La macchia – Racconto

Capii che ero da un’altra parte. Forse ero sveglio, non più di là. Mi ci volle qualche secondo prima di rendermi conto di tutto. Ancora decisi di non aprire gli occhi, non so perché. Cercai di muovere le dita della mano, schiacciata nel sonno dalla pancia. Aprii e richiusi la mano per un paio di volte, cercando di far andar via quell’insopportabile sfrigolio. Poi appoggiai il palmo sul materasso. Niente. Iniziai a muovere le braccia lungo il letto, in cerca di qualcosa che mi facesse capire dov’ero. Non potevo aprire gli occhi, non volevo farlo. In quel momento avrei potuto sentire qualunque cosa, ogni rumore, ciascun suono, ma niente. Vedevo solo quella macchia nera. La conoscevo bene. Semplicemente una stanza nera, buia; senza nessuno che potesse accendere la luce; e forse era meglio così. Magari la luce avrebbe potuto mostrare ciò che nascondeva, ma in compenso avresti potuto vedere la verità, una bestia piena di odio, nascosta proprio nei più stretti meandri di quella macchia. Le persone avevano paura di lei; volevano accendere la luce della menzogna. Io a contrario, per qualche strano motivo, ne ero affascinato.
Riuscii a trovare il cuscino. Emisi un lento sospiro caldo, poi un brivido. Ecco, era inverno, o per lo meno faceva freddo allo stesso modo. Mi rigirai sbuffando verso il punto più lontano a cui potevo sperare di arrivare con la gamba, poi finalmente trovai il bordo. Sì, era un letto, come pensavo. Allora aprii gli occhi. “Ah, maledizione. Che cosa stavo sognando?” pensai.

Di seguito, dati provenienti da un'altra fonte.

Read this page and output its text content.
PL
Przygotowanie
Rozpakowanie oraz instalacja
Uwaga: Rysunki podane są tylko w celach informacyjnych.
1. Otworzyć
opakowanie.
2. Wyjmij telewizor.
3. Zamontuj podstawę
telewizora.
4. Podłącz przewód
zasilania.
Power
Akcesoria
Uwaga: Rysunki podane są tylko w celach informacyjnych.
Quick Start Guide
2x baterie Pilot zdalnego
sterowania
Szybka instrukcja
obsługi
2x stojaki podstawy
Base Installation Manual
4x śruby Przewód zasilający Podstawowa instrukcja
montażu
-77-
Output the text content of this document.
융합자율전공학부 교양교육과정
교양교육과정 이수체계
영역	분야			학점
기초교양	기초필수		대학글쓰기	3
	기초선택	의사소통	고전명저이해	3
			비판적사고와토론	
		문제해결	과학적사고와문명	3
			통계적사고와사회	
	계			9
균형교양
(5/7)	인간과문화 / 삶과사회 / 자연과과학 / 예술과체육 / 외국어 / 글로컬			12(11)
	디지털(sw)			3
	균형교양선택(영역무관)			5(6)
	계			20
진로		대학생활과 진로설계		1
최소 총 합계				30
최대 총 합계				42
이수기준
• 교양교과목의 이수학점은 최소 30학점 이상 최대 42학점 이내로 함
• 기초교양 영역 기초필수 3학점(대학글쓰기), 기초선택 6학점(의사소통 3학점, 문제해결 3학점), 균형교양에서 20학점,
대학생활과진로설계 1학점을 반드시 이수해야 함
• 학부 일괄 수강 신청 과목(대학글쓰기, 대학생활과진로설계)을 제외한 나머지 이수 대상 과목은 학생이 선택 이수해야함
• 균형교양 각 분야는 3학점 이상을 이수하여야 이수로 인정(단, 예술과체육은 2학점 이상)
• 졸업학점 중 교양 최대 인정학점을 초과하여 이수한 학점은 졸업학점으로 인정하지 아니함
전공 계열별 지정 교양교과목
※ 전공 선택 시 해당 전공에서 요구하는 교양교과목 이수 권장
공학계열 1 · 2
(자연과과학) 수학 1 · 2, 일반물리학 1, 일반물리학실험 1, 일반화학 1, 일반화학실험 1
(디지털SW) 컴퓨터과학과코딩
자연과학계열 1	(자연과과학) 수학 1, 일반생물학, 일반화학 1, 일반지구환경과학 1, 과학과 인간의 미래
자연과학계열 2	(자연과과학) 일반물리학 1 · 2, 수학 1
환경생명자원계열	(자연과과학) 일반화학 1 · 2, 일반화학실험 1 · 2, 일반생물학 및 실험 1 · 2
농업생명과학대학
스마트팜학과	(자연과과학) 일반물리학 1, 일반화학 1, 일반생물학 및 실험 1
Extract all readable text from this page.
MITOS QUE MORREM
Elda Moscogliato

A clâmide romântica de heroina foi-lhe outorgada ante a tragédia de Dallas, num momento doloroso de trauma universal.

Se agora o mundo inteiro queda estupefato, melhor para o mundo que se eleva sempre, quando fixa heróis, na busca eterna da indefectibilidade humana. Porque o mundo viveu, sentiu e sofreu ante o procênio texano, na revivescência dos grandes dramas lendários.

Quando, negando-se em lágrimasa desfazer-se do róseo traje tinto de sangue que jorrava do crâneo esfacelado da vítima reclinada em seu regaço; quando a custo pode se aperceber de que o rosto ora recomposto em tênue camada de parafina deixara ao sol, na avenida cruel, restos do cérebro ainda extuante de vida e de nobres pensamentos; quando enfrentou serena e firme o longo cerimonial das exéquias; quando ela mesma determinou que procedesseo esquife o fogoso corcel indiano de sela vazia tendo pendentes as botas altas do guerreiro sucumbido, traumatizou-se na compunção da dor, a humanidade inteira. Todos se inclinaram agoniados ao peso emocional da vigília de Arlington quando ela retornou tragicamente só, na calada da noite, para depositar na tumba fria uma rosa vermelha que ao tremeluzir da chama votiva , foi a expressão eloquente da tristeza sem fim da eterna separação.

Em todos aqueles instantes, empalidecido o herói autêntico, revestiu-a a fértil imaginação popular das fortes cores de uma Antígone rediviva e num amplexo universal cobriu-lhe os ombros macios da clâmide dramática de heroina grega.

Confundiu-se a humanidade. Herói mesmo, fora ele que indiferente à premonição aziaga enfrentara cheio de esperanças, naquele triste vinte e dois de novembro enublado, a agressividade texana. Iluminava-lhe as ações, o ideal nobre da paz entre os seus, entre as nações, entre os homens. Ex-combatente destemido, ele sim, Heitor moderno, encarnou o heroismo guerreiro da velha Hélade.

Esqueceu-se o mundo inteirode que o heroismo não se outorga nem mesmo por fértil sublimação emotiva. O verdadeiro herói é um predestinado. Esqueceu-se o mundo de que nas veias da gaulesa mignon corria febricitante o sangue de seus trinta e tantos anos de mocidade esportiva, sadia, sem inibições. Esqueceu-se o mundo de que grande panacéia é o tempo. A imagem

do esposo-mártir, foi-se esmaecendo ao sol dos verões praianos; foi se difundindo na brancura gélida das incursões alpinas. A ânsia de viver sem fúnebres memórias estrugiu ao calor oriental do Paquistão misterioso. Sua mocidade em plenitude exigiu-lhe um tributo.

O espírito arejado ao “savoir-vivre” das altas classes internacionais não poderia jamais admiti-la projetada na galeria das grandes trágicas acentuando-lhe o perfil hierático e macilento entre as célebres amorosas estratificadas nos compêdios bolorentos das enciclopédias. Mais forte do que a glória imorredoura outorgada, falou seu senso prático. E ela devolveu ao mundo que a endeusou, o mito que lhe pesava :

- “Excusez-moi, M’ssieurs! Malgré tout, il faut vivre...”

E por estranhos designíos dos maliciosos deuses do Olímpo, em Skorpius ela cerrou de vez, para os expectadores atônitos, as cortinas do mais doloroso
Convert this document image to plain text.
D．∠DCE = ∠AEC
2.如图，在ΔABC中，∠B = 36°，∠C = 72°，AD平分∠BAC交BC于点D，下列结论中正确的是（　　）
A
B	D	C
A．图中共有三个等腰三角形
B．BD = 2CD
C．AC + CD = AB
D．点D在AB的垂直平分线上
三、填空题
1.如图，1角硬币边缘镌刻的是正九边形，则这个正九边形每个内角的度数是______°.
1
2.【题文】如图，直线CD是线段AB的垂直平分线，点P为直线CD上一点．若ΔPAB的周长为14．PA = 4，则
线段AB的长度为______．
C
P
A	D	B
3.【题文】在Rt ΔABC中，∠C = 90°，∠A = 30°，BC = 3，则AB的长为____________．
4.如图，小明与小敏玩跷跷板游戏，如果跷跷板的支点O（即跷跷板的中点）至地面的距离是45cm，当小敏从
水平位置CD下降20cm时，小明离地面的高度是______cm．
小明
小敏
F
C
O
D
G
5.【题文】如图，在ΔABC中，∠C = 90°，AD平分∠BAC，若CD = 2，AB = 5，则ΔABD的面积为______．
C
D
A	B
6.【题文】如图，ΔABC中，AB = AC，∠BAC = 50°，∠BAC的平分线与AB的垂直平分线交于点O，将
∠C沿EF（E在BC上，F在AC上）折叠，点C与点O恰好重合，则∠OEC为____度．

La stanza era buia, non quanto la macchia, ma molto simile. Era la mia camera, il pavimento era freddo. Un altro brivido mi attraversò le gambe, dai piedi, fino ad arrivare ai fianchi. “Che cosa stavo sognando?” ripensai. A piedi nudi mi avvicinai ad un piccolo buco di luce, probabilmente sotto la porta. Non credo fosse mattina: le tende erano chiuse solo fino a metà e di Sole non ne vedevo. Il desiderio di tornare a letto era forte, avevo bisogno di rientrare in quel colorato mondo caldo, proprio sotto il piumone, che ormai era finito in terra, sotto i miei polpastrelli, che intanto tremavano; ma non avevo affatto sonno. Mentre aprivo la porta, quell’insopportabile scricchiolio mi pervase e ripensai alla mano, che ancora sfrigolava, come dei pop-corn in una padella. Cavolo. Una luce abbagliante mi abbracciò, proprio quando ormai la porta era spalancata, ma non mi diede noia. Poi un altro brivido.
“Che cosa stavo sognando?” bisbigliai infine, e richiusi le palpebre.